Monolithic domes are strong, energy efficient, cost effective and permanent. All monolithic domes regardless of their shape and size or purpose share common benefits. They can be built to meet the Federal Emergency Management agency’s definition of a structure that provides near absolute protection and therefore can be used as shelters when disaster strikes. Italy high school in Italy Texas has a tornado shelter disguised as a gymnasium. From Friday September 29th to Sunday October 1st 1999 Hurricane Keith a force 5 hurricane with winds up to 135 miles/hour raised over ambergris key off the coast of Elise in the Caribbean Sea, two monolithic domes in the area survived Hurricane keys fury virtually unscathed. Island residents took refuge in the dome while property around them was decimated. Security is just one reason many people are choosing monolithic domes.
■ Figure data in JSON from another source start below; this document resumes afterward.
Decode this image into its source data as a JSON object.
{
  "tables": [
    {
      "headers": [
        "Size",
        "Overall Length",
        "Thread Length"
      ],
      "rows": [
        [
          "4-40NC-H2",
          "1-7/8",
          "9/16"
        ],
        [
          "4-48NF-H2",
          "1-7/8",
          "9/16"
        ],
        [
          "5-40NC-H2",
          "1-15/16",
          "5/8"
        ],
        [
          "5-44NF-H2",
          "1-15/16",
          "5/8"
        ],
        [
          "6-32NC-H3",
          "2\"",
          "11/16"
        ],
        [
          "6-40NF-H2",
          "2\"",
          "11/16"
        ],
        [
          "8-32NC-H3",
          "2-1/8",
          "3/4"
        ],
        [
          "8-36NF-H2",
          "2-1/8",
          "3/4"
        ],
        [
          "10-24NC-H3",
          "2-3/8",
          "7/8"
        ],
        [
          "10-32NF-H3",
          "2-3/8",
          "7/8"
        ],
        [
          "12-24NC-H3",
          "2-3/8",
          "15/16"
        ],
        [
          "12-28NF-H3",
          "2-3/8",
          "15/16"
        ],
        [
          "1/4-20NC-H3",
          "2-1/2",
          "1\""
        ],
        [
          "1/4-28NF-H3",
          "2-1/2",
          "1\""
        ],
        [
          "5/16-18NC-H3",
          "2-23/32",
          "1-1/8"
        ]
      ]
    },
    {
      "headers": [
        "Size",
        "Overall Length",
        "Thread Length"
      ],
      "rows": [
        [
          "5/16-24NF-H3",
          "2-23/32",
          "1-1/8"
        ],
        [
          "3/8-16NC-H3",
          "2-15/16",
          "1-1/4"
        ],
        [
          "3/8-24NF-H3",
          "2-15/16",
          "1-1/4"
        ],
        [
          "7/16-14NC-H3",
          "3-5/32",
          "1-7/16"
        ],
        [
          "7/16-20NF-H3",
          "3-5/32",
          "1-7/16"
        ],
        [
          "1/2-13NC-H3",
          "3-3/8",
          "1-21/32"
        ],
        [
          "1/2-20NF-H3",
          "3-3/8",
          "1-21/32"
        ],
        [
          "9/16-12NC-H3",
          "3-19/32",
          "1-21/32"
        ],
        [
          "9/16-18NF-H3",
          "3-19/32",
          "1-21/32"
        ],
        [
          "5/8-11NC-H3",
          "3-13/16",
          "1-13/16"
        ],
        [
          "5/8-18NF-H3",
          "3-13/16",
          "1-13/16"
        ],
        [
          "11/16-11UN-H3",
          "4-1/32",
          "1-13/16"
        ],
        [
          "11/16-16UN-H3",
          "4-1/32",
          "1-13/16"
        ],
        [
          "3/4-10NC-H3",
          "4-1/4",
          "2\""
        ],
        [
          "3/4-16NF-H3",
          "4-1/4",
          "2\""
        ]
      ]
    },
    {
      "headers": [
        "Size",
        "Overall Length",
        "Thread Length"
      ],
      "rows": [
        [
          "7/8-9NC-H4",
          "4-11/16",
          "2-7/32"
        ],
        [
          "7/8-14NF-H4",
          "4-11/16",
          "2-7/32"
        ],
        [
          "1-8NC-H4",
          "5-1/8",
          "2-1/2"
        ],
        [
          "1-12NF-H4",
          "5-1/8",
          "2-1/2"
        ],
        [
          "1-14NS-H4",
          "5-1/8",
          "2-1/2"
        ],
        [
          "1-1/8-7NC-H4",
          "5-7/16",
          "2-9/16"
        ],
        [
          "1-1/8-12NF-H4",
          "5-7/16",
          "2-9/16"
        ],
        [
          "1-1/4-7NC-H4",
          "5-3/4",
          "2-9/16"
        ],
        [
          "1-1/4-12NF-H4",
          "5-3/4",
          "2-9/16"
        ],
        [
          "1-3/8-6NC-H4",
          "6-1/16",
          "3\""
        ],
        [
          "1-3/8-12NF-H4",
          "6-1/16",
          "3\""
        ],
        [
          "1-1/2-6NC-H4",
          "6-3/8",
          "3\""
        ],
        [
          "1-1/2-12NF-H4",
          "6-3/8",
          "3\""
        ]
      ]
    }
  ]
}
Energy efficiency is another. Concrete and foam in a monolithic dome work together as a large thermal battery which maintains even interior temperatures, it therefore takes 50-75% less energy to heat & cool monolithic domes compared to similar sized conventional structures. In 1984 Maranatha Church in Montpelier Texas built a 34,000 sq.ft dome sanctuary and has since reported significant energy savings. Over the lifetime of a monolithic dome energy-efficiency amount to huge savings generally the value of the dome over 20 years. Savings can also be realized in construction, maintenance and insurance costs. Facing School in Payson Arizona built a 200’ diameter gymnasium in 1997 which cost 2.9 million dollars far less than the 6 million dollars the nearby community of White River Arizona spent for a comparable traditional facility, making the monolithic dome approximately 50% less to construct than the conventional gym.

Because the monolithic domes cannot be destroyed by fire, tornado, hurricane, earthquake, termites or mold they cost less to insure in addition considerable savings can be generated because of the domed strength. Conveyors, large scoreboards, machinery, heavy lighting fixtures and other equipment can be safely hung from the dome shell without additional internal structural support. The Pantheon in Rome Italy is the monolithic domes oldest cousin built in 126 AD, its dome measures a 143’ in diameter. For centuries it was the largest single-span dome in the world, it is still used today. Over the years as needs change a monolithic dome may need remodeling and a coat of paint but not replacement. With minimal maintenance the lifetime of monolithic dome is measured in centuries. To sum up the monolithic dome benefits, they are disaster resistant, energy efficient, cost effective and permanent.

We often see portrayals of the future where the architecture is primarily domes, the future is now. The monolithic dome is truly tomorrow’s building available today.